Many Londoners have charged that Hyams is purposely keeping it unoccupied to cash in later on runaway rent rises.
In his obituary, The Guardian noted his penchant for firing off legal threats:
…it remained empty for the next 16 years, and Hyams was accused of purposely keeping the building empty, as the growth in its capital value was higher than the lost rent. He denied this accusation at every turn, using the lawyer Arnold (later Lord) Goodman to fire off letters and threats of legal action at anyone who suggested the vacancy was deliberate.
The block is now being converted into exclusive high-quality apartments for the impossibly rich.
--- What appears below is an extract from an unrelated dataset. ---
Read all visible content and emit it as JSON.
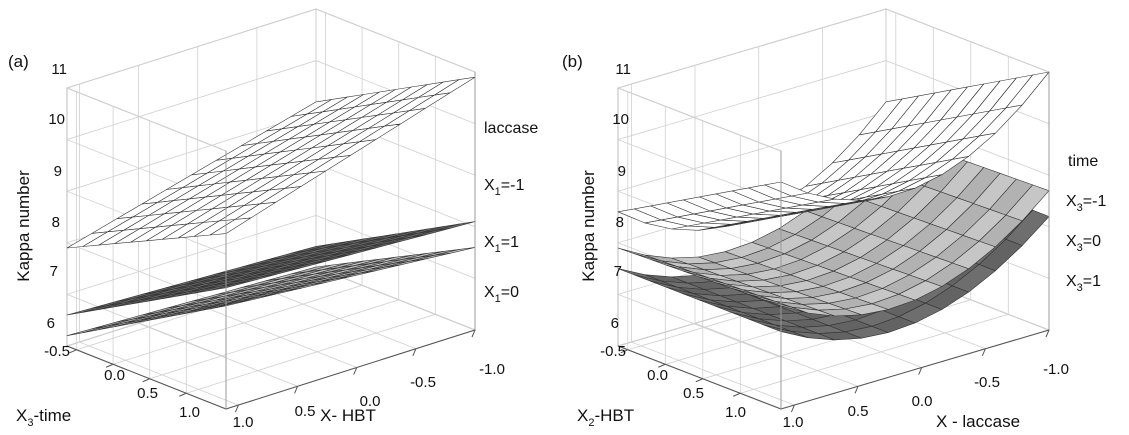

Back to the photos, here’s some of the tourist tack to be found on Oxford Street.
More fridge magnets.
Graffiti, Mayfair.
I felt sorry for this bloke on Regent Street dressed up a cross between a road worker and an oversized lime-green leprechaun. I can relate to the misery of such jobs well as I once had a job where I had to dress up as a gorilla and hand out leaflets at 7am.
Up until 2008, these hapless leaflet-shunters would often be seen carrying large signs, sandwich boards or bizarre outfits, but Westminster council banned them in 2008.
Read more here: Human billboards on the streets of London.
Located close to Oxford Circus, the Getty Gallery is always worth a visit.
A short walk away is the Photographers’ Gallery.
Basement bookshop.
I loved this small piece of work, showing a collection of crumpled up betting slips.
Exhibition stickers on the lamp post outside the gallery.
The all-new, all-glass entrance to Tottenham Court Road tube station.
Bridge over the Thames, South Bank.
Attention, attention, attention.
Brutalism architecture, South Bank.
Everyone coming down together, Hungerford Bridge.
Southbank Centre’s Book Market, under the Waterloo Bridge on Queen’s Walk.
One of the only outdoor second-hand and antique book markets in southern England, it’s open daily in all weathers.
It can get quite windy under the bridge.
Hungerford Bridge with the Houses of Parliament in the distance.
Flags flapping in different directions, Victoria Embankment Gardens.
Now marooned some 150 yards from the River Thames it once served, the York Watergate was built in 1626 for George Villiers, first Duke of Buckingham.
The gate served as the primary exit from the gardens belonging to the nearby York House, one of a number of mansions along the south side of The Strand (The Strand means ‘shore of the river’ and is a pre-Roman track).
With the construction of the Thames Embankment in 1864-70 by Sir Joseph Bazalgette, the gate ended up landlocked and after proposals to move it to the river front failed, the original steps were removed. See more photos here.
Yes, I walked up these steps. Fight the power!
Once famous for its bookshops, only a handful now remain on Charing Cross Road.